“You can’t help it. An artist’s duty, as far as I’m concerned, is to reflect the times,” Nina Simone once stated.

This quote headed the lecture given by civil activist, Bree Newsome, as she attested to just that. An artist, spearheading drives that reflect many of the recent events fueling the #BlackLivesMatter movement.


Newsome is the most known for her self-willed removal of the confederate flag from South Carolina’s state capitol in June 2015. As an idea she contemplated with for some time, it came to one conclusion, “the flag comes down today!”

Newsome was not alone. Along with her fellow supporters, helping her was James Tyson. Tyson barely knew her, but courageously chose to wrap his fingers around the flagpole and act as a barrier between her and the police while they threatened to taser her.

She expressed that she believed it wasn’t the actual flag that caused the continuing oppression of African-American people, but what the flag stood for in a country that declared freedom for all. The creator of the confederate flag, (which incorporates the Rebel flag as we know today) was William Thompson. His intention for making the flag was this:

“As a people we are fighting to maintain the heavenly ordained supremacy of the white man over the inferior or colored race; a white flag would thus be [emblematic] of our cause… it would soon take rank among the proudest ensigns of the nations, and be hailed by the civilized world as the white man’s flag.”

Newsome became an agent of change after questioning herself, “what am I doing as an individual?”

A key factor in her progress for racial justice she said was her desire and thirst for more knowledge of African-American history.

She studied over police brutalities and church massacres that paid similar homage to times when blacks, by law, were segregated from whites. Instances like Trayvon Martin in 2013 mirrored Emmett Till in 1955, which in both cases, the men responsible, were acquitted. The Emmanuel Methodist Episcopal Church shooting in 2015 favored much to the 16th Street Baptist Church bombing in 1963. History can find a way to repeat itself when hating on a person’s skin color had never been completely eradicated by a federally mandated law.

She also took to heart personal stories that had been shared to her from family members. Stories passed from her grandmother, of her seeing her neighbor being dragged from his own house by members of the Ku Klux Klan for treating a white woman as a black Physician. Newsome spoke of her great uncle being lynched for the simple fact that his skin color was taken as a sign of inferiority.

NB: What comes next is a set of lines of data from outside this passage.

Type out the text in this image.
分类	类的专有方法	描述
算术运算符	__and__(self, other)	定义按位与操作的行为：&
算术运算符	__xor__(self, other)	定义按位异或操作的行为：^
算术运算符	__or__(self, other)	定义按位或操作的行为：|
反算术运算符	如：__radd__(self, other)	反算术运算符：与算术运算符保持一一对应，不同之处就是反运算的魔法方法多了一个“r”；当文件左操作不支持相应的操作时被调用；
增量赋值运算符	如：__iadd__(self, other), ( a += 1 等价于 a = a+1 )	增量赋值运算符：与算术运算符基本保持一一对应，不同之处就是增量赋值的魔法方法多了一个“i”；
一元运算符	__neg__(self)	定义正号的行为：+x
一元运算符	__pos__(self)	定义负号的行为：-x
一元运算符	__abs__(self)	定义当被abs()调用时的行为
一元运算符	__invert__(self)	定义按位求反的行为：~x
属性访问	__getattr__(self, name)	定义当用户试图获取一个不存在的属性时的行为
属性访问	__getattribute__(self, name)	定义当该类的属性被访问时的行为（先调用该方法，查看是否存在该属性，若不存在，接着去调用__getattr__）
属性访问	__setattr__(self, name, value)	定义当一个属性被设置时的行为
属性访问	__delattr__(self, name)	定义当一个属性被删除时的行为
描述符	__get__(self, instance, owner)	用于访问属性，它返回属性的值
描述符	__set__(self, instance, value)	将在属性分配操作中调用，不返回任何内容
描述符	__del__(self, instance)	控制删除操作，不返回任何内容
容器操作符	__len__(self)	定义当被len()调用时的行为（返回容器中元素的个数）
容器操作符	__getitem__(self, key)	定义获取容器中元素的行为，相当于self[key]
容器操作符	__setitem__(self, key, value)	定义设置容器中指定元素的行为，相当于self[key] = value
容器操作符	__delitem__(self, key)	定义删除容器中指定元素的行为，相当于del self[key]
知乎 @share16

The night showcased that African-American history does not begin with slavery. African people strived for many years before the introduction of the Trans-Atlantic slave trade. Slavery was an event that casted shame on the oppressor and not the oppressed. The basis of the modern United States was built on the backs oppressed people of color and yet is rarely touched upon in schools. Newsome’s message expressed that blacks in America seemed to have been taught to hate themselves in order to make their white counterparts most comfortable.

Although slavery has been outlawed for more than a hundred years, Newsome talked about how mental captivity has been a formulated system of subjugation that resonates among this country to this day.

Bree Newsome engulfed herself in acts that spoke out about racial inequality pertaining to African-Americans. Marches, sit-ins, speeches and protests became an adopted lifestyle.

When asked about the apparent chaotic rallies in Ferguson over the death of Michael Brown, Newsome responded with “turmoil is the grounds for which the seeds of social justice can be sewn.”

As a civil activist, she has gone out of her way to pave a way for future leaders of change. She believes that a dream continually deferred is not a plan of action, but has faith that anyone can make a change when they don’t allow themselves to get lost in the process. It’s not about how, it’s about why.

Her plans for after her lecture series are to return to her community in North Carolina and work on reforms in education and mass popular political culture.

Newsome ended off on this note, “I want to be replaceable.” A leader is a person who empowers, inspires, and motivates. She hopes there will be a day when she is no longer able to serve, that others will pick up where she left off. People have the immense audacity to think and feel and sense above any other species in the animal kingdom and what we do is allow our differences to keep us divided.

The activist expressed that it does not take everyone to be in the streets, to be holding signs or shaking fists. It take educators, lawyers, law enforcement; it takes courage.

Newsome’s message to those in the audience was that as leaders, one should be replaceable in the enormous effect that their role in social justice will never be silenced.